Poke! That most delicious of wild greens was thick in a most unexpected area. I usually look for it in places where the soil has been recently disturbed or a building torn down, but this was happily growing right beside a little-traveled road. We made a note to come back for it later in the day. (And we remembered, an amazing thing in itself.)
We were working away when an SUV with a young woman at the wheel pulled up. "Yall picking ramps?" she asked.
"No, we're getting poke," my husband answered.
"What's that?" she asked.
"Well, it's a wild green, tastes a lot like spinach, only better," Larry explained.
The girl wrinkled her nose. "I think I'll pass," she said with a grin as she pulled away. We continued to pick,
ending up with two large, stuffed bags of gourmet greens.
That young woman doesn't know what she's missing. Prepared properly, poke is about as good as it gets when it comes to greens. BUT...
There are many websites with preparation instructions, including this one. There are also abundant warnings about poke's poisonous properties which should be well heeded before attempting to gather or cook this wild plant. I'm serious--this is not a plant to mess with if you don't know what you're doing.
I first learned about poke from a book by Euell Gibbons called Stalking the Wild Asparagus. Fortunately, Mr. Gibbons gave very careful instructions for preparing poke and I followed that advice then and now. I usually wash the plants, strip the leaves from the stems and boil in at least 3 waters before eating. Most poke recipes call for cooking it with bacon grease; I don't. I boil it in 3-5 waters, drain and add butter, salt and pepper. That's all. It's delicious.
There is some research now into poke's medicinal uses for such things as HIV and cancer. I hope the researchers find that this beautiful plant can be used for such purposes.
As children, we called poke "inkberry" and used its berries and a stem of grass to write secret messages. We knew even then that the berries were poisonous to eat and never were tempted to try them, thank goodness.

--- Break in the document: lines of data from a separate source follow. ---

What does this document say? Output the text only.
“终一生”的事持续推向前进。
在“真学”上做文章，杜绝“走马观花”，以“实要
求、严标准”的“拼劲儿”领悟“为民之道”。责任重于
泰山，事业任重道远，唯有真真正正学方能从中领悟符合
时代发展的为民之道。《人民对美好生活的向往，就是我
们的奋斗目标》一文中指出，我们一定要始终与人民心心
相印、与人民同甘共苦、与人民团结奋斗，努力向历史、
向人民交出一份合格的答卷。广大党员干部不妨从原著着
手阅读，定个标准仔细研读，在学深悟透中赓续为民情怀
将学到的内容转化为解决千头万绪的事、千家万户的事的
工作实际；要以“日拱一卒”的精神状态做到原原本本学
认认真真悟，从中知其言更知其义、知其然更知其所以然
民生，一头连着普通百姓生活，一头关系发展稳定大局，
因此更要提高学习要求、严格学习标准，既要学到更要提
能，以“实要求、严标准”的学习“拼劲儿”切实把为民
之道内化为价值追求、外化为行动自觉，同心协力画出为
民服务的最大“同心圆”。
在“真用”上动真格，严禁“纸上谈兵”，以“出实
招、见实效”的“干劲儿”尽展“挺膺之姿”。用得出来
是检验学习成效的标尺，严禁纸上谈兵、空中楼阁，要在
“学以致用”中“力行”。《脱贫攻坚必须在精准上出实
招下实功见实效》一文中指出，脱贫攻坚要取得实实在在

Native Americans believed that poke had magical properties and used it as a purge. They also used it as a dye for feathers, body paint and clothing. According to Dave's Garden, pokeberry ink was used to write the Declaration of Independence, but official government sites state that the document was written using iron gall ink, which I would think may or may not have been made using pokeberries for dye. It seems that the folklore about the Declaration's writing may have begun with a Wikipedia article since a lot of website quote verbatim the same language (which immediately makes their information suspect in my book), but I have not been able to find that source article. If you know of a site that can confirm this legend, I would like to know about it.
Another website details one blogger's experiment making her own pokeberry ink. I'm not quite ready to try that but it does sound interesting.
For now, I'll be content to gather poke where I find it, cook it carefully and enjoy its tender taste.
Ink and other uses can wait. Poke fresh scrambled eggs and iced sassafras tea--now that's a dinner.